‘Distribution of products needs adequate compensation’

Sam Ghosh,CEO,Reliance Capital tells cost control is important to sustain the business in a challenging environment.

Written by Sandeep Singh | Published: May 28, 2012 1:24:04 am

In an environment when mutual fund,insurance,broking and distribution businesses are under stress,Sam Ghosh,CEO,Reliance Capital tells Sandeep Singh that cost control is important to sustain the business in a challenging environment. He told that the company is in talks for another stake sale in Reliance General Insurance as it prepares to reduce debt in its run up to preparation for a banking license. Excerpts:

How do you see the pressures right now on the financial services business and how are you dealing with them?

For our businesses,if there is a downturn in the stock market it obviously affects but that has been going on for the last six months and regulations and political changes have also contributed to the whole environment. I don’t see anything happening in the next 6-12 months. In today’s environment you have to be very cost conscious and focus on niche areas,you can’t be a generalist.

What has been the impact of regulations on all businesses?

Since 2007,regulatory changes have taken place across the world and regulators have become tougher. Be it from RBI to Sebi to Irda,this is to ensure more compliance and ensure that the customer is treated fairly. Some of the regulatory changes had an immediate impact on the industry such as the introduction of no-entry loads in mutual funds and in a similar manner reduction in commission on various insurance products.

What do you expect from the regulators which could help the industry?

Ultimately,distribution of products needs adequate compensation otherwise we cannot distribute the products. So for any product that you distribute,you need to pay distribution fee because though people expect customers to come to you,it is rarely (5-10 per cent) that customers come to you. Secondly,since the markets are down,while you can’t do much,the regulators can help in pushing the industry into a certain way of functioning.

Do you mean that entry load should the there in some form?

They have already taken a small step by way of introducing Rs 100-150. I personally feel that you have to have some entry load otherwise you can’t bring new distributors in the system and if you can’t bring them you can’t grow the pie.

What is the capital requirement for your companies going


Going forward,none of our businesses require money other than small amounts like Rs 100 crore in general insurance over the next 2-3 years. We are,in fact,in the process of reducing our debt.

What’s your preparation for the banking business?

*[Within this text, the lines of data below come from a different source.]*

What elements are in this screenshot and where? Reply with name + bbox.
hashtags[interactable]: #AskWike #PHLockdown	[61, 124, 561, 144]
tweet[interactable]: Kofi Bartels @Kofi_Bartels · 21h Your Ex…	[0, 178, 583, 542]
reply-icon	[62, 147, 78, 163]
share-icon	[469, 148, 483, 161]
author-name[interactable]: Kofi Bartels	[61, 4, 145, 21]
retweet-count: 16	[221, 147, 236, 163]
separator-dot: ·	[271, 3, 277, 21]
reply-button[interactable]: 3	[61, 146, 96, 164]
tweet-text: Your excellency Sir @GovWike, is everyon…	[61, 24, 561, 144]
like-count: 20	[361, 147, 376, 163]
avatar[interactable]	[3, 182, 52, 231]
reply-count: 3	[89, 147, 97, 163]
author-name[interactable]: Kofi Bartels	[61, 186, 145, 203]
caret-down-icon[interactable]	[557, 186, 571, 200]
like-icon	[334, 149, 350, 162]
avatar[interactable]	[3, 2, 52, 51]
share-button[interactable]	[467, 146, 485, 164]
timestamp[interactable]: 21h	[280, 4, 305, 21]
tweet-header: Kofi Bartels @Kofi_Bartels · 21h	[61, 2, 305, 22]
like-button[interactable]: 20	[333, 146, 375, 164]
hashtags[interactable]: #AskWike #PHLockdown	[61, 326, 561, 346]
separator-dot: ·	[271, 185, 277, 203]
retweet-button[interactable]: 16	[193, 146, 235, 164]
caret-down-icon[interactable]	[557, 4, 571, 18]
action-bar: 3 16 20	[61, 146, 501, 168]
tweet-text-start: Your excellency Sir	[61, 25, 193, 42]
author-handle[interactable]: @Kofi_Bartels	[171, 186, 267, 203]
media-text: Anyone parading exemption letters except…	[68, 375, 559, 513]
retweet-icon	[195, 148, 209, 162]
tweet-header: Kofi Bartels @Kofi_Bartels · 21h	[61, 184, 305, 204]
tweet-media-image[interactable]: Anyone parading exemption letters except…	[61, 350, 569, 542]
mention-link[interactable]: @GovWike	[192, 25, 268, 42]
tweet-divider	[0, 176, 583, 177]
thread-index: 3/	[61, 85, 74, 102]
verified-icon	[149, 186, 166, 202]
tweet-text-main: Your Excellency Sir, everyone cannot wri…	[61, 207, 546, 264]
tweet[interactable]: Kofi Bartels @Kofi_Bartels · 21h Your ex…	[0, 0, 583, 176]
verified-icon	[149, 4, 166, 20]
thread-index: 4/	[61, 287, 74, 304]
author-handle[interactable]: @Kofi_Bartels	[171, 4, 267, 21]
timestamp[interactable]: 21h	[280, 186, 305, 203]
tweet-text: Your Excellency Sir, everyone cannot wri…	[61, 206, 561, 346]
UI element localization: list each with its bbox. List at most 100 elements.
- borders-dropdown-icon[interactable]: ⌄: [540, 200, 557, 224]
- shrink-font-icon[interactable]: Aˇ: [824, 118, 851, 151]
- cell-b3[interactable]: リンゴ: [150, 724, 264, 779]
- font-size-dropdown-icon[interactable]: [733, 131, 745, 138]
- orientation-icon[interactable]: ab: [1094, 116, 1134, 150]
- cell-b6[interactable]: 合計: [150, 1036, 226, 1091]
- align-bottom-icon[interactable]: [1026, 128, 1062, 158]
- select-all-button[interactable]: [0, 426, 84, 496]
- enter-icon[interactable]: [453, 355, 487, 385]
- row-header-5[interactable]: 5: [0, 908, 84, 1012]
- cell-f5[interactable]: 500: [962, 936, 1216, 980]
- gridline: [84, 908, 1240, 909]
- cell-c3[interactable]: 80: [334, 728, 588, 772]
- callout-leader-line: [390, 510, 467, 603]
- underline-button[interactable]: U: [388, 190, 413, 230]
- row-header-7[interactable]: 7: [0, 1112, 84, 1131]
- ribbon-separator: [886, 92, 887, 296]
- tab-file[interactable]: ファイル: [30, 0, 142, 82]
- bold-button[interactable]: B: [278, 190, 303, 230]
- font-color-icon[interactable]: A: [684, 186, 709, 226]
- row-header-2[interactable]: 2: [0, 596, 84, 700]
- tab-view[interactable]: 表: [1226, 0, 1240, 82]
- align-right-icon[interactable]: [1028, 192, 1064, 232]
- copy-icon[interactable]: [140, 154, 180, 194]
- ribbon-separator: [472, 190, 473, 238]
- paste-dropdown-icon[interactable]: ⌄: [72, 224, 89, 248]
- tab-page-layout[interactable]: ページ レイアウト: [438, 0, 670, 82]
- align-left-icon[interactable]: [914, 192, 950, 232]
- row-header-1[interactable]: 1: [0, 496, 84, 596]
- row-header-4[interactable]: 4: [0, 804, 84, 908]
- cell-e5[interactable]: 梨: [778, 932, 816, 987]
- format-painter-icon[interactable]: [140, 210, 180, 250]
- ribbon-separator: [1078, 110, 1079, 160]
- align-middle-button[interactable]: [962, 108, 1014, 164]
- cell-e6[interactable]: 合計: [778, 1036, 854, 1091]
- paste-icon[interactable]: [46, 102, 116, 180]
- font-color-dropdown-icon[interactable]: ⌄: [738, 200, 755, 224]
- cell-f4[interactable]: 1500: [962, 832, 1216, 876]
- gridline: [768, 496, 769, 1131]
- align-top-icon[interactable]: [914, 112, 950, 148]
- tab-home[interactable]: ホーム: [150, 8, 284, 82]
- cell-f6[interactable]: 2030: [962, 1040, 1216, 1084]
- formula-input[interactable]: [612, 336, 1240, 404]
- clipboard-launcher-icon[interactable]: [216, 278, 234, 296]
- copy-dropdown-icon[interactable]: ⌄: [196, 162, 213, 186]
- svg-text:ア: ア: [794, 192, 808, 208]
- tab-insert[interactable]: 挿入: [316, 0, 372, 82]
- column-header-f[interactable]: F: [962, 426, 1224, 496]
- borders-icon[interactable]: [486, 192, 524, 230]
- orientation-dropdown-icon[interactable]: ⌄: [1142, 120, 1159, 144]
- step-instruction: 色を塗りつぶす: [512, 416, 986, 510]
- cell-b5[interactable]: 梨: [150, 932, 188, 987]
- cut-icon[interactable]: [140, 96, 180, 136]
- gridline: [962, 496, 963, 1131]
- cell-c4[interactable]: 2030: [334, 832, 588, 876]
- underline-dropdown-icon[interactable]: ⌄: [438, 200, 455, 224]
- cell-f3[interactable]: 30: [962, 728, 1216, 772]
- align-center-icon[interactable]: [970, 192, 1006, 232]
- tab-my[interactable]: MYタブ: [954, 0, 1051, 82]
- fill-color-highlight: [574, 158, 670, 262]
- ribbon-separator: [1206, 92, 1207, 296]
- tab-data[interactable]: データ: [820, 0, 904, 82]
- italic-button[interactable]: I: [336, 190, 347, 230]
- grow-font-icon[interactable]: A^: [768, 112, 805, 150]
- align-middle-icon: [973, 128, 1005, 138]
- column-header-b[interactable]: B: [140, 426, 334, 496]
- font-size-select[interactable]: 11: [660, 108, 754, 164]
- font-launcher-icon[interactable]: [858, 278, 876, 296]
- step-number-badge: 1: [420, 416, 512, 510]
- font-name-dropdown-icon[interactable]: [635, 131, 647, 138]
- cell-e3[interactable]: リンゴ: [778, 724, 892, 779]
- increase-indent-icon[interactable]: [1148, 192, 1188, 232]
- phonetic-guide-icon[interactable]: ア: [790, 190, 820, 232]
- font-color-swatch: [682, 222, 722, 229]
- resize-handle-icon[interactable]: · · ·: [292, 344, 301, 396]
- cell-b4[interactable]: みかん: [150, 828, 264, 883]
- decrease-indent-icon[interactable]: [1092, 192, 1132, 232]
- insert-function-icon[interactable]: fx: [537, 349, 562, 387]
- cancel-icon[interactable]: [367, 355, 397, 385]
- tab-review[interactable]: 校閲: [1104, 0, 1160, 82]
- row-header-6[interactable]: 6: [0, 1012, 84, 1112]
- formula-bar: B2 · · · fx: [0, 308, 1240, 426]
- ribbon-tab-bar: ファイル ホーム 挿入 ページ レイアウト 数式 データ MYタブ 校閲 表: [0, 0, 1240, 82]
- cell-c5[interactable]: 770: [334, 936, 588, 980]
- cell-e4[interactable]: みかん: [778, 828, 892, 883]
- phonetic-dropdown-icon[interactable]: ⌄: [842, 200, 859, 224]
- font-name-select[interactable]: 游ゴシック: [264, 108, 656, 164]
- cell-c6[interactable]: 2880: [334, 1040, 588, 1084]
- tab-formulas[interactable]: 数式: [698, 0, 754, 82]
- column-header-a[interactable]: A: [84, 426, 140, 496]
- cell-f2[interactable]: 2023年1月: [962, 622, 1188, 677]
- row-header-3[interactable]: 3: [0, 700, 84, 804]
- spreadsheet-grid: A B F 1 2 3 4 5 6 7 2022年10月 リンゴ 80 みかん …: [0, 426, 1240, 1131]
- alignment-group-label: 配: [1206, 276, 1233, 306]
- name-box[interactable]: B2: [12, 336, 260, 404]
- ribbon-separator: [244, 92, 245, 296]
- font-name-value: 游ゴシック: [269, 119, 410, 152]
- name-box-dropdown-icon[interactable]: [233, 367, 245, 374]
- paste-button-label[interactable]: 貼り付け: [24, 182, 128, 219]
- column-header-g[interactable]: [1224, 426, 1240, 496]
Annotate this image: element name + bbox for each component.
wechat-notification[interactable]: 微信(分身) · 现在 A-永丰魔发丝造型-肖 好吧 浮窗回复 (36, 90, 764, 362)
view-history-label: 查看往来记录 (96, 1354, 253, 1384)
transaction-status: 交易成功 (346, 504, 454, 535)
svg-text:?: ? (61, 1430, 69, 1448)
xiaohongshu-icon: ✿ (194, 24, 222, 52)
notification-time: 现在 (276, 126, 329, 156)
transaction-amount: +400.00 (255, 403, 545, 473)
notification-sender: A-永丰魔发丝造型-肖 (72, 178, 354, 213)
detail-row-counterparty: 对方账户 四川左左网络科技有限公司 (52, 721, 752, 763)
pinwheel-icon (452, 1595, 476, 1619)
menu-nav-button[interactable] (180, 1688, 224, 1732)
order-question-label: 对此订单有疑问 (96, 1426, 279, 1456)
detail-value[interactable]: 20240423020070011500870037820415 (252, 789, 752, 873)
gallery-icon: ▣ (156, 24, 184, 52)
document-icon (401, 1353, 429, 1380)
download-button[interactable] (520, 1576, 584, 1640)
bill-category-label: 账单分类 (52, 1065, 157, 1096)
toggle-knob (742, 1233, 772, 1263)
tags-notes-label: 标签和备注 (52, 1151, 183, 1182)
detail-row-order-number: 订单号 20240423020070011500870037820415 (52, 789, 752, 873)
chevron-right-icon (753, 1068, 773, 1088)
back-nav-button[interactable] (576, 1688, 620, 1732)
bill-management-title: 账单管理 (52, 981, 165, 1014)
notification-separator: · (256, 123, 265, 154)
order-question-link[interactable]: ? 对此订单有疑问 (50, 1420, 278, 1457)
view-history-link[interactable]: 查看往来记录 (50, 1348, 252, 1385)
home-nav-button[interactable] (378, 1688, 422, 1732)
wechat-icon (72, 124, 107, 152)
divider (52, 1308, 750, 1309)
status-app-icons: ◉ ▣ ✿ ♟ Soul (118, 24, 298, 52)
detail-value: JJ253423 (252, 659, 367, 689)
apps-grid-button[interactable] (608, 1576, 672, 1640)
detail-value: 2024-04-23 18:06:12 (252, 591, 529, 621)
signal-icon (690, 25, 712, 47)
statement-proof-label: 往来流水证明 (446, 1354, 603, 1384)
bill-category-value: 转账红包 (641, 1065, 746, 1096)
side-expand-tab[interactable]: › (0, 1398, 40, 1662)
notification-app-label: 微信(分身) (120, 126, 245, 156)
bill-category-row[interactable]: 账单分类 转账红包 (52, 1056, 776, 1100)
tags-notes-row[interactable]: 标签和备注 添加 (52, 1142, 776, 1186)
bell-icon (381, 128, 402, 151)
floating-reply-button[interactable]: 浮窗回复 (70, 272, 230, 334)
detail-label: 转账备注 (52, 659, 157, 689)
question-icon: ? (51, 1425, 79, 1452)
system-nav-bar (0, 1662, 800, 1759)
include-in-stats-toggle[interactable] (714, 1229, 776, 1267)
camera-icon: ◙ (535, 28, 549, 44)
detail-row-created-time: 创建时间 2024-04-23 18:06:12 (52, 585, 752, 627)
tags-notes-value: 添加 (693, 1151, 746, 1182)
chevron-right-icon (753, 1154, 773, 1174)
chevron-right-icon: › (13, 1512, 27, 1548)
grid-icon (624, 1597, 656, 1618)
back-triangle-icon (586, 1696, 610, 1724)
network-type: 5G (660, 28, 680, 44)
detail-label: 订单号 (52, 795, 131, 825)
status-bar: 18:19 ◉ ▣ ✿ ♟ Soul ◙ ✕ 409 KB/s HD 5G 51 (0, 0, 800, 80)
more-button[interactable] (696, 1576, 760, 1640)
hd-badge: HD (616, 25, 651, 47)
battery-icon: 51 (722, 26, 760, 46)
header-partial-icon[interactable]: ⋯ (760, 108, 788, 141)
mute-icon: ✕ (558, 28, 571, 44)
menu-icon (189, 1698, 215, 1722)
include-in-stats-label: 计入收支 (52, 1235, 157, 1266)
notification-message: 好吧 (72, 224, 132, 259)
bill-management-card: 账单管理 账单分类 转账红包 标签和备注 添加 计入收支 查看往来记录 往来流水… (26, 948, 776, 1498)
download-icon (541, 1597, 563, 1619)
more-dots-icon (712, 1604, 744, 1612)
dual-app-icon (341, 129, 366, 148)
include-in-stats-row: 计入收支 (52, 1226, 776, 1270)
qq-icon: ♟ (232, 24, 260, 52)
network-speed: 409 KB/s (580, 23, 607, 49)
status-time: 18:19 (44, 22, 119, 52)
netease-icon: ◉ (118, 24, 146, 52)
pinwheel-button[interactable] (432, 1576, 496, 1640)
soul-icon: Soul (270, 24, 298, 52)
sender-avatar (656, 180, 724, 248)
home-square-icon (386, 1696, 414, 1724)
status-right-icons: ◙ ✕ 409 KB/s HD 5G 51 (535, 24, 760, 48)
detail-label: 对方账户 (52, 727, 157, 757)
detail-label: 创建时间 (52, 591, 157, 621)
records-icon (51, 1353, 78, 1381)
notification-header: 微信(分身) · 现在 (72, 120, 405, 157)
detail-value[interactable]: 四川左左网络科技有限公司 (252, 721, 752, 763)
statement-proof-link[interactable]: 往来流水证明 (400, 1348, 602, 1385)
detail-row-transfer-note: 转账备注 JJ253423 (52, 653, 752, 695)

We have focussed on reducing the debt at the level of Reliance Capital. We sold stakes in Reliance Life and Reliance Capital AMC. After repaying from the proceeds of Reliance Life stake,we have a total debt of around Rs 4,500 crore which will come down to around Rs 3,000 crore with the proceeds from AMC stake sale. Ultimately,our goal is to have a debt of around Rs 1,000 crore of debt on Reliance Capital besides a debt of Rs 15,000 crore on the commercial finance book. So when the final banking guidelines come out,we would like to apply for it. While the draft talked about Rs 500 crore capital,most likely we need to start with Rs 1,000 crore capital.

We have now reduced our debt,enough cash and very comfortable position to apply for a banking license.

Are you looking for another stake sale?

The other stake sale will happen in the general insurance company and we are in discussions for the same. The stake sale should be around 26 per cent,while we have not signed a term sheet as yet,we would like to close it soon.